Le vite dei Santi registrano veramente apparizioni di anime dannate: basta leggere la vita di S. Teresa, di S. Francesca Romana, di S. Antonio, del venerabile Nicola de la Roche, di S. Bruno, fondatore dei Certosini. Quest’ultimo si convertì proprio in seguito all’apparizione di un dannato, mentre nella chiesa gli si facevano le esequie. E sono caratterizzate, queste apparizioni, da fiamme, da tumulti, da bestemmie, da voci di terrore, da espressioni di odio e di vendetta. Tuttavia dai dati che possediamo dobbiamo rilevare che Iddio le permette assai di rado e soltanto per fini superiori, come son quelli di istruire, di correggere, di ammonire i viventi e di incamminarli, attraverso lo spavento, per la via della conversione.

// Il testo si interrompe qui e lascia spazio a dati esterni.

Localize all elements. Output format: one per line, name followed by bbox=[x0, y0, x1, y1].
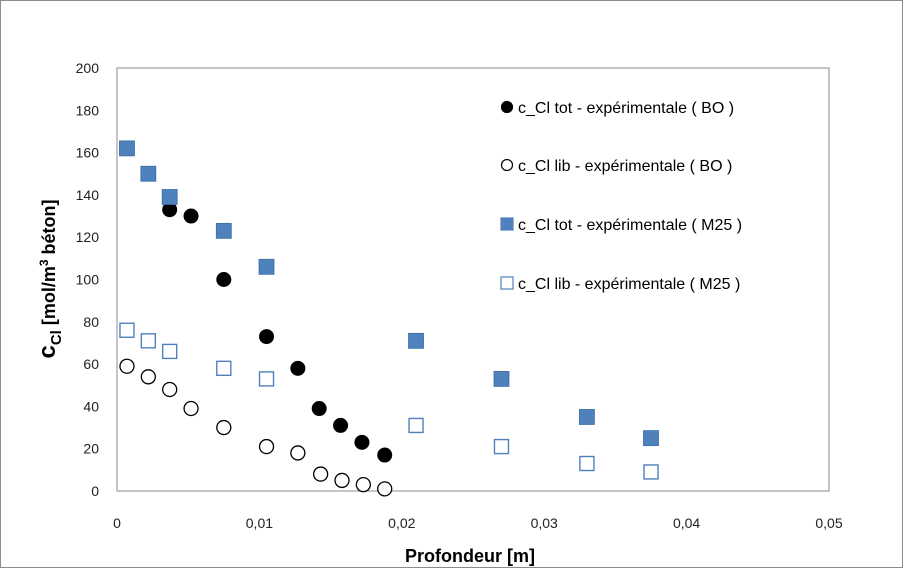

Avviene spesso – scrive S. Tommaso, appoggiandosi all’autorità di S. Agostino e di S. Giovanni Crisostomo – che i demoni fingono di essere le anime dei morti, per confermare i pagani – e nel caso nostro i cristiani dimentichi del loro carattere – nei loro errori e guadagnare la loro fede (S. Tommaso, P. r. Quest. 89,- a. 8 ad. a). Soltanto per un miracolo i morti possono entrare in comunicazione coi vivi. Ora nessuno di noi vorrà ammettere che Iddio si compiaccia di compiere altrettanti miracoli quante sono le richieste del più capriccioso dei mediums.